Ah, well. To each his or her own.

Shar

> how is it possible for a female to create an idea of how to deal with a problem male
>
> its an impossible hypothetical..the female can't imagine a real solution because she does'nt have the experience of being male...

(But she does have the experience of dealing with the problem male.)

>Maybe it would have been better to say something like "I'm particularly interested in how other men have handled this type of situation." Which is not to say women can't respond or don't have much to offer to this thread, but rather, that in *general* men are more violent than women and so would be more likely to relate.

(But it is women, very often, who bear the brunt of this violence, live with it, and deal with it.)
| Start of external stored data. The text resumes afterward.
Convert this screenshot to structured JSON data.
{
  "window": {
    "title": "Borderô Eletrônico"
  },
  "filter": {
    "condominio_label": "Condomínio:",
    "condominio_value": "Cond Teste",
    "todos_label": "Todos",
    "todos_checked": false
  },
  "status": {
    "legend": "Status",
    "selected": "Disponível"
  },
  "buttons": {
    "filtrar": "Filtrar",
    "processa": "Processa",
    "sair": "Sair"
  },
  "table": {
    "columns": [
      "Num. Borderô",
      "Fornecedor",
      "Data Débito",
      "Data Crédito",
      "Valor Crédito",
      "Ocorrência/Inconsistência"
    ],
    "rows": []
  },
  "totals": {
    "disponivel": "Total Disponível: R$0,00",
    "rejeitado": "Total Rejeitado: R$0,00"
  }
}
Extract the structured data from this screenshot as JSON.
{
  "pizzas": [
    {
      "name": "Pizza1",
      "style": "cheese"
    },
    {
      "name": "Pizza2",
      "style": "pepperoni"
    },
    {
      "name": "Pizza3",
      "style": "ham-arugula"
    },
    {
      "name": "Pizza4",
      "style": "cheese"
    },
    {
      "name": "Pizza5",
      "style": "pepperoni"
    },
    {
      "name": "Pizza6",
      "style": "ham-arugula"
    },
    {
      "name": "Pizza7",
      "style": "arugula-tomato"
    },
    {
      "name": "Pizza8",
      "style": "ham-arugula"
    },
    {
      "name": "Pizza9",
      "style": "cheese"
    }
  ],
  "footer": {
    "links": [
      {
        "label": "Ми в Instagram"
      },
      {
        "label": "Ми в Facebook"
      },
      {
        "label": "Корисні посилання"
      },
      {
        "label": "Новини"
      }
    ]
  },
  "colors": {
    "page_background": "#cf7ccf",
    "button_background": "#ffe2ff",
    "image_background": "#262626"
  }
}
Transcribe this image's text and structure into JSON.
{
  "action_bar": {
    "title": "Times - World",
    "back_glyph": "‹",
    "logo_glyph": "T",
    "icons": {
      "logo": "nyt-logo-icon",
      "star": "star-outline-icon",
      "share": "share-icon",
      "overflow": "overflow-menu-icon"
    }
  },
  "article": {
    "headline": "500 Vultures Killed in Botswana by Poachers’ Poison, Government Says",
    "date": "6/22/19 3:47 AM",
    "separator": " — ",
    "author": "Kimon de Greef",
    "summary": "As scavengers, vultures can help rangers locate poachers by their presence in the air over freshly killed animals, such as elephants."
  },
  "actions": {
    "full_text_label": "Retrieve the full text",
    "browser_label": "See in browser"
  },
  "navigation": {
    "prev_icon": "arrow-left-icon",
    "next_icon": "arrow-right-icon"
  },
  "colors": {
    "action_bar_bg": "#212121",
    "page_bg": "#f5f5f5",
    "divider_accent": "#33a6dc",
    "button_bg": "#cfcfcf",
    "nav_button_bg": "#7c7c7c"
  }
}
> I'm well aware there are a great deal of females more inteligent than me..and stronger..
>
> how is it possible for a female to create an idea of how to deal with a problem male and then re-apply that solution to a male dealing with a male when in that real case there will be no allowances made for the gender difference which is something basic and instinctive.
>
> its an impossible hypothetical..the female can't imagine a real solution because she does'nt have the experience of being male...

 

Re: getting rid of female strategies.

Posted by omega man on June 18, 2002, at 13:33:05

In reply to Re: is violence sane? The paradigm., posted by shar on June 17, 2002, at 20:51:31

I was brought up in a matriarchial environment...the reason I have this problems is because I have been using female approaches..

This is what happens when men behave using female strategies..

A certain thing exists in the male psyche..call it laziness..a sort of ever decreasing converging "state" ..I think testosterone does this ..What I have been through is akin to "gay" bashing...the difference being that it was just the context of being brought up by females..mother and grandmother ..

Those people got a shock when they saw how little love I had for them, in fact an ever increasing distolerance was growing within me.. when you send out female behaviours you tend to attract bullies...

I plan to get rid of these female behaviours..they've brought me nothing but trouble.